Thanks for your answer.
To your questions:

1.       When you claim  96G ram, I am not sure what do you mean?

It is not 96 Gb RAM, it is 9 Gb that our test server has available (is it too 
small?).

2.       Your code is not efficient, as using the "+=" on String

I need (or at least I donĀ“t have a better idea) the concatenation of strings 
for the emited ID, since I want to group my objects by, e.g. Audi_A3_2010, 
another group Audi_A3_2011.... And so on. These values are fields in the 
objects I get from the DB (BasicDBObject is a MongoDB class).
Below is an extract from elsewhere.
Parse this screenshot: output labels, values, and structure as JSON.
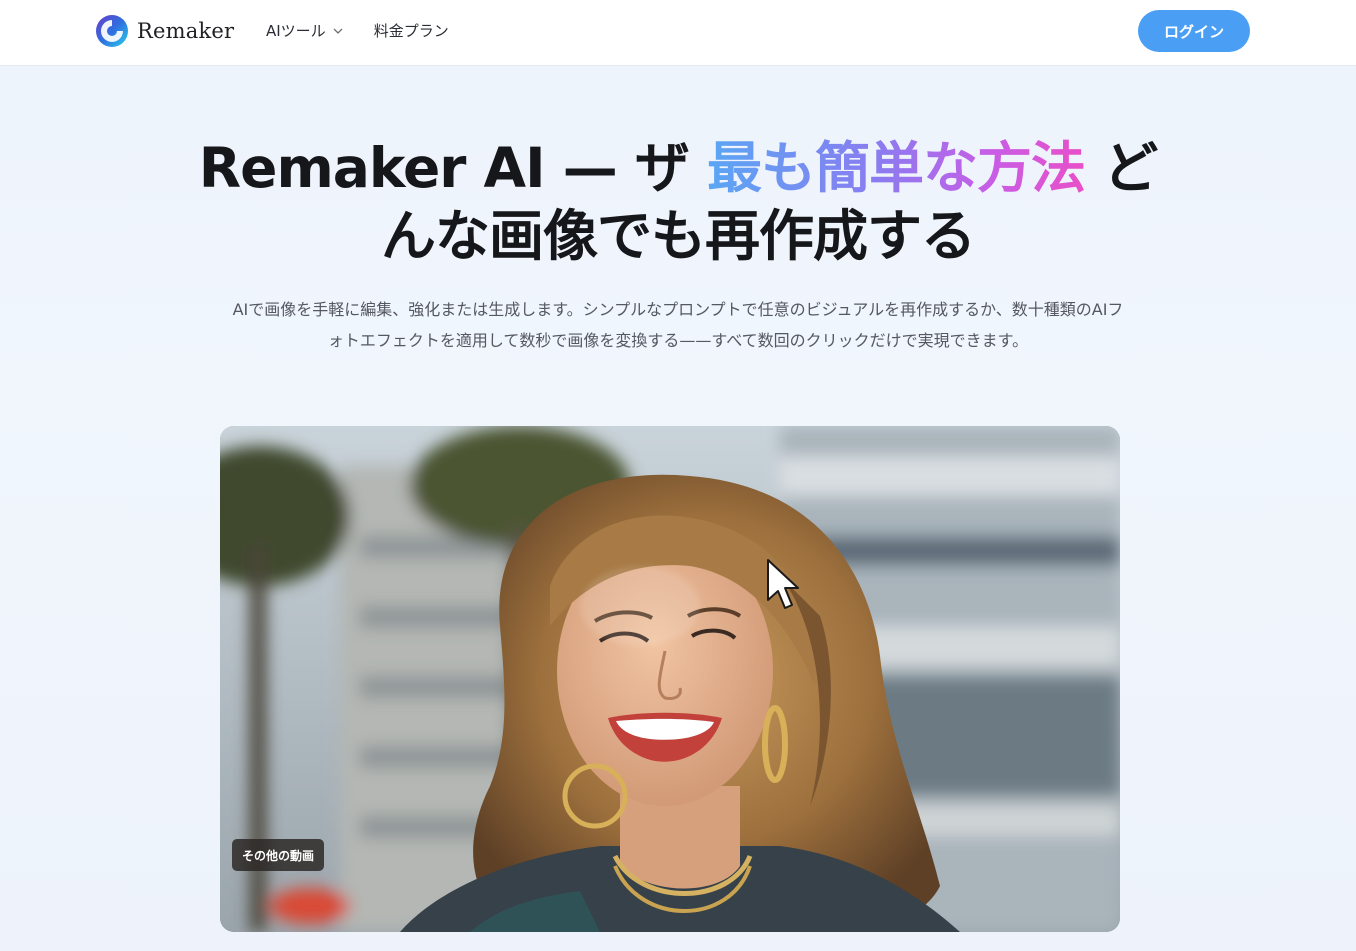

3.       could have reused the Text object in your mapper
I am not sure if I understand your point. I create a new BSONWritable 
bsonWritable = new BSONWritable(val); out of my data base object, since the one 
given by MongoDB is not mutable, hence not accepted by haddop api as an outpu.

Now your other questions:
1) Are there any mappers successful?
Yes, but after a while, the job seems to need more memory, it runs very slow 
until it crashes.
2) The OOM mapper, is it always on the same block? If so, you need to dig into 
the source data for that block, to think why it will cause OOM.
I am not sure about this. Is there a hint in the logs to figure it out?
3) Did you give reasonable heap size for the mapper? What it is?
9 Gb (too small??)

Best regards,
Blanca



Von: java8964 [mailto:java8...@hotmail.com]
Gesendet: Montag, 29. September 2014 15:43
An: user@hadoop.apache.org
Betreff: RE: Extremely amount of memory and DB connections by MR Job

I don't have any experience with MongoDB, but just gave my 2 cents here.
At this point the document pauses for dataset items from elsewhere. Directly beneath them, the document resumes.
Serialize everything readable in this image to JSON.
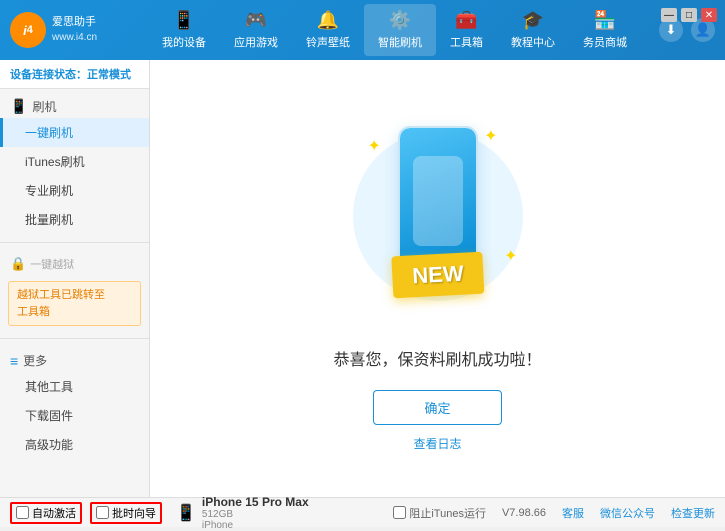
{
  "header": {
    "logo_text_line1": "爱思助手",
    "logo_text_line2": "www.i4.cn",
    "logo_letter": "i4",
    "nav": [
      {
        "id": "my-device",
        "icon": "📱",
        "label": "我的设备",
        "active": false
      },
      {
        "id": "app-games",
        "icon": "👤",
        "label": "应用游戏",
        "active": false
      },
      {
        "id": "ringtone",
        "icon": "🔔",
        "label": "铃声壁纸",
        "active": false
      },
      {
        "id": "smart-flash",
        "icon": "⚙️",
        "label": "智能刷机",
        "active": true
      },
      {
        "id": "toolbox",
        "icon": "🧰",
        "label": "工具箱",
        "active": false
      },
      {
        "id": "tutorial",
        "icon": "🎓",
        "label": "教程中心",
        "active": false
      },
      {
        "id": "service",
        "icon": "🏪",
        "label": "务员商城",
        "active": false
      }
    ],
    "download_icon": "⬇",
    "user_icon": "👤"
  },
  "sidebar": {
    "status_label": "设备连接状态：",
    "status_value": "正常模式",
    "sections": [
      {
        "id": "flash",
        "icon": "📱",
        "label": "刷机",
        "items": [
          {
            "id": "one-click",
            "label": "一键刷机",
            "active": true
          },
          {
            "id": "itunes-flash",
            "label": "iTunes刷机",
            "active": false
          },
          {
            "id": "pro-flash",
            "label": "专业刷机",
            "active": false
          },
          {
            "id": "batch-flash",
            "label": "批量刷机",
            "active": false
          }
        ]
      },
      {
        "id": "one-jailbreak",
        "icon": "🔒",
        "label": "一键越狱",
        "disabled": true,
        "warning": "越狱工具已跳转至\n工具箱"
      },
      {
        "id": "more",
        "icon": "≡",
        "label": "更多",
        "items": [
          {
            "id": "other-tools",
            "label": "其他工具"
          },
          {
            "id": "download-firmware",
            "label": "下载固件"
          },
          {
            "id": "advanced",
            "label": "高级功能"
          }
        ]
      }
    ],
    "checkbox_labels": {
      "auto_activate": "自动激活",
      "time_guided": "批时向导"
    }
  },
  "content": {
    "new_badge": "NEW",
    "success_message": "恭喜您，保资料刷机成功啦！",
    "confirm_button": "确定",
    "log_link": "查看日志"
  },
  "device": {
    "name": "iPhone 15 Pro Max",
    "storage": "512GB",
    "type": "iPhone"
  },
  "footer": {
    "version": "V7.98.66",
    "links": [
      "客服",
      "微信公众号",
      "检查更新"
    ],
    "itunes_check": "阻止iTunes运行"
  }
}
Your code is not efficient, as using the "+=" on String, and you could have 
reused the Text object in your mapper, as it is a mutable class, to be reused 
and avoid creating it again and again like "new Text()" in the mapper. My guess 
that BSONWritable should be a similar mutable class, if it aims to be used like 
the rest Writable Hadoop class.

But even like that, it should just make your mapper run slower, as a lot of 
objects need to be GC, instead of OOM.

When you claim  96G ram, I am not sure what do you mean? From what you said, it 
failed in mapper stage, so let's focus on mapper. What max heap size you gave 
to the mapper task? I don't think 96G is the setting you mean to give to each 
mapper task. Otherwise, the only place I can think is that there are millions 
of Strings to be appended in one record by "+=" and cause the OOM.
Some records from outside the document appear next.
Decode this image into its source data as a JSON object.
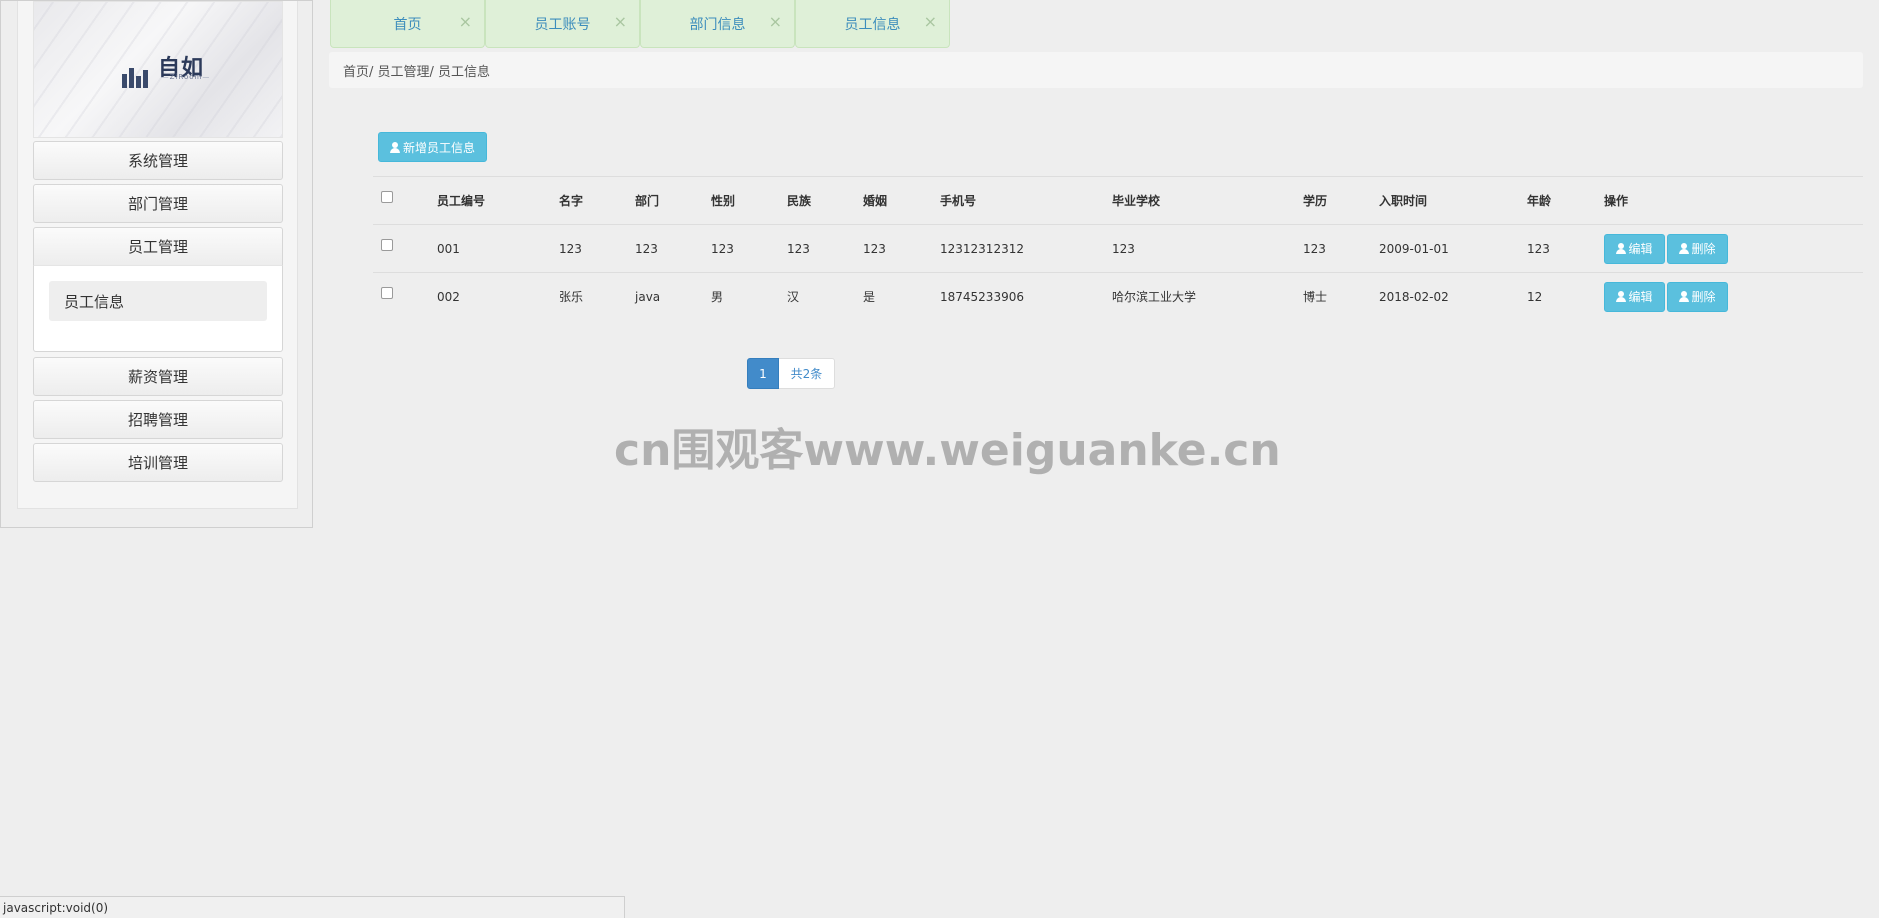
{
  "logo": {
    "text": "自如",
    "sub": "ZiRoom"
  },
  "sidebar": {
    "items": [
      {
        "label": "系统管理"
      },
      {
        "label": "部门管理"
      },
      {
        "label": "员工管理"
      },
      {
        "label": "薪资管理"
      },
      {
        "label": "招聘管理"
      },
      {
        "label": "培训管理"
      }
    ],
    "submenu": {
      "label": "员工信息"
    }
  },
  "tabs": [
    {
      "label": "首页"
    },
    {
      "label": "员工账号"
    },
    {
      "label": "部门信息"
    },
    {
      "label": "员工信息"
    }
  ],
  "tab_close": "×",
  "breadcrumb": "首页/ 员工管理/ 员工信息",
  "toolbar": {
    "add_label": "新增员工信息"
  },
  "table": {
    "headers": [
      "员工编号",
      "名字",
      "部门",
      "性别",
      "民族",
      "婚姻",
      "手机号",
      "毕业学校",
      "学历",
      "入职时间",
      "年龄",
      "操作"
    ],
    "rows": [
      {
        "id": "001",
        "name": "123",
        "dept": "123",
        "gender": "123",
        "ethnic": "123",
        "marriage": "123",
        "phone": "12312312312",
        "school": "123",
        "edu": "123",
        "hire": "2009-01-01",
        "age": "123"
      },
      {
        "id": "002",
        "name": "张乐",
        "dept": "java",
        "gender": "男",
        "ethnic": "汉",
        "marriage": "是",
        "phone": "18745233906",
        "school": "哈尔滨工业大学",
        "edu": "博士",
        "hire": "2018-02-02",
        "age": "12"
      }
    ],
    "edit_label": "编辑",
    "delete_label": "删除"
  },
  "pagination": {
    "current": "1",
    "total_label": "共2条"
  },
  "watermark": "cn围观客www.weiguanke.cn",
  "status_bar": "javascript:void(0)",
  "colors": {
    "info": "#5bc0de",
    "primary": "#428bca",
    "tab_bg": "#dff0d8",
    "tab_text": "#3c8dbc"
  }
}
You need to answer the following questions by yourself:

1) Are there any mappers successful?
2) The OOM mapper, is it always on the same block? If so, you need to dig into 
the source data for that block, to think why it will cause OOM.
3) Did you give reasonable heap size for the mapper? What it is?

Yong

________________________________
From: blanca.hernan...@willhaben.at<mailto:blanca.hernan...@willhaben.at>
To: user@hadoop.apache.org<mailto:user@hadoop.apache.org>
Subject: Extremely amount of memory and DB connections by MR Job
Date: Mon, 29 Sep 2014 12:57:41 +0000
Hi,

I am using a hadoop map reduce job + mongoDb.
It goes against a data base 252Gb big. During the job the amount of conexions 
is over 8000 and we gave already 9Gb RAM. The job is still crashing because of 
a OutOfMemory with only a 8% of the mapping done.
Are this numbers normal? Or did we miss something regarding configuration?
I attach my code, just in case the problem is with it.

Mapper:

public class AveragePriceMapper extends Mapper<Object, BasicDBObject, Text, 
BSONWritable> {
    @Override
    public void map(final Object key, final BasicDBObject val, final Context 
context) throws IOException, InterruptedException {
        String id = "";
        for(String propertyId : currentId.split(AveragePriceGlobal.SEPARATOR)){
            id += val.get(propertyId) + AveragePriceGlobal.SEPARATOR;
        }
        BSONWritable bsonWritable = new BSONWritable(val);
        context.write(new Text(id), bsonWritable);
    }
}


Reducer:
public class AveragePriceReducer extends Reducer<Text, BSONWritable, Text, 
Text>  {
    public void reduce(final Text pKey, final Iterable<BSONWritable> pValues, 
final Context pContext) throws IOException, InterruptedException {
        while(pValues.iterator().hasNext() && continueLoop){
            BSONWritable next = pValues.iterator().next();
            //Make some calculations
        }        pContext.write(new Text(currentId), new Text(new 
MyClass(currentId, AveragePriceGlobal.COMMENT, 0, 0).toString()));

    }
}

The configuration includes a query which filters the number of objects to 
analyze (not the 252Gb will be analyzed).